O bölge adı üzerinde DURUGÖL, yani buranın aslı GÖLLLLL,
Bu bölge yapılaşmasının çoğunu tamamladı diyorsunuz, ilave betonlaşma getirmeyin o zaman,
Ordu turizm şehri olacaksa sahil destinasyonu çok önemli. Atıyorum “5 YIL SONRA 1 MİLYON TURİST” diye bir hedefiniz varsa bu 1 milyon turisti yeri geldi Altınordu’da da ağırlayacaksınız demektir. Dolayısıyla Karadeniz Sahilyolu ile Deniz arasında kalan alanı mümkünse komple turizm içerikli yapılandırmalı ve rekreasyon alanı olarak düzenlemeliyiz. Denize sıfır noktasındaki ana amacı Durugöl 14 günde 3 saat kullanılacak bir faaliyet için betonlaşmamalı.
Buna rağmen yapılacaksa zaten öncesinde spor kulüplerini mağdur etmeyecek alternatif alanları öncesinde yapmak zorunda ve yapılacağı zaten taahhüt ediliyor.

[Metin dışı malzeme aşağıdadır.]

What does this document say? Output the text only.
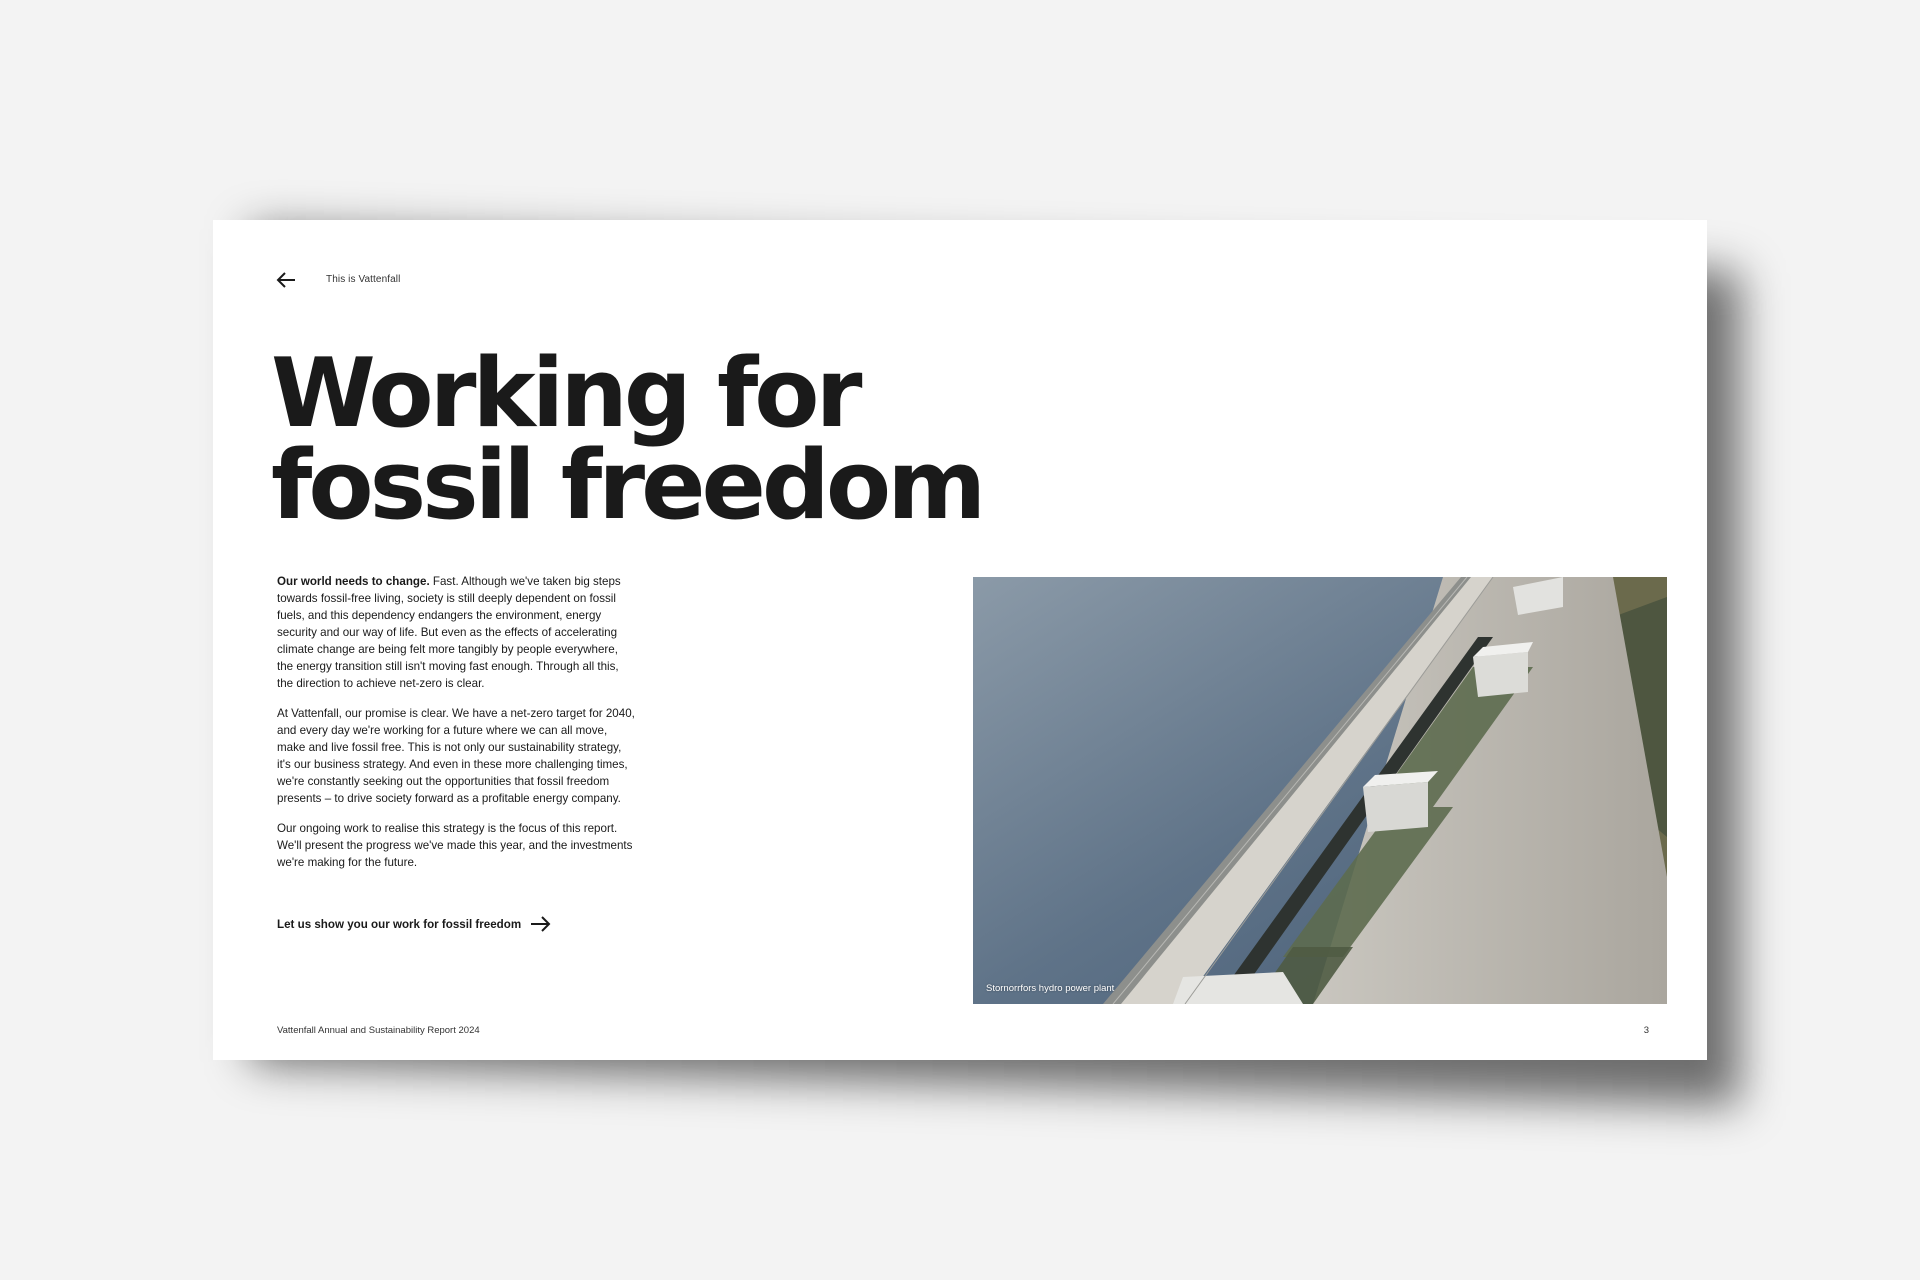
This is Vattenfall
Working for
fossil freedom

Our world needs to change. Fast. Although we've taken big steps towards fossil-free living, society is still deeply dependent on fossil fuels, and this dependency endangers the environment, energy security and our way of life. But even as the effects of accelerating climate change are being felt more tangibly by people everywhere, the energy transition still isn't moving fast enough. Through all this, the direction to achieve net-zero is clear.

At Vattenfall, our promise is clear. We have a net-zero target for 2040, and every day we're working for a future where we can all move, make and live fossil free. This is not only our sustainability strategy, it's our business strategy. And even in these more challenging times, we're constantly seeking out the opportunities that fossil freedom presents – to drive society forward as a profitable energy company.

Our ongoing work to realise this strategy is the focus of this report. We'll present the progress we've made this year, and the investments we're making for the future.

Let us show you our work for fossil freedom
Stornorrfors hydro power plant
Vattenfall Annual and Sustainability Report 2024	3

Kıymetli dostlar bunları niye yazdım:
- Stadımız sonuç, yani maç oynayacağımız yer ve biz maç oynayacak yeri bir şekilde buluruz, az uzak az yakın olmasına takılmayalım
- Aslolan takımlarımız ve teknik ekiplerimiz, hamdolsun bu konuda da ana hatlarıyla şanslıyız,
- Taraftarımız her geçen gün artan oranda yanımızda olmaya devam ediyor,
- YÖNETİMSEL SORUNLARIMIZ VAR, ASIL BU KONUYU ACİL ÇÖZMEMİZ GEREKİYOR,
- BU YILI BİRAZ GAYRETLE RAHAT RAHAT ÇEVİREBİLİRİZ, DESTEKLERİNİZİ BEKLİYORUZ,
- GEÇMİŞ BORCU BİR BÜYÜK HAMLEYLE ÇÖZEBİLİRİZ, (köşemde yöntemini defalarca yazdım)
O halde derdimiz ne ki, belamızı mı arıyoruz.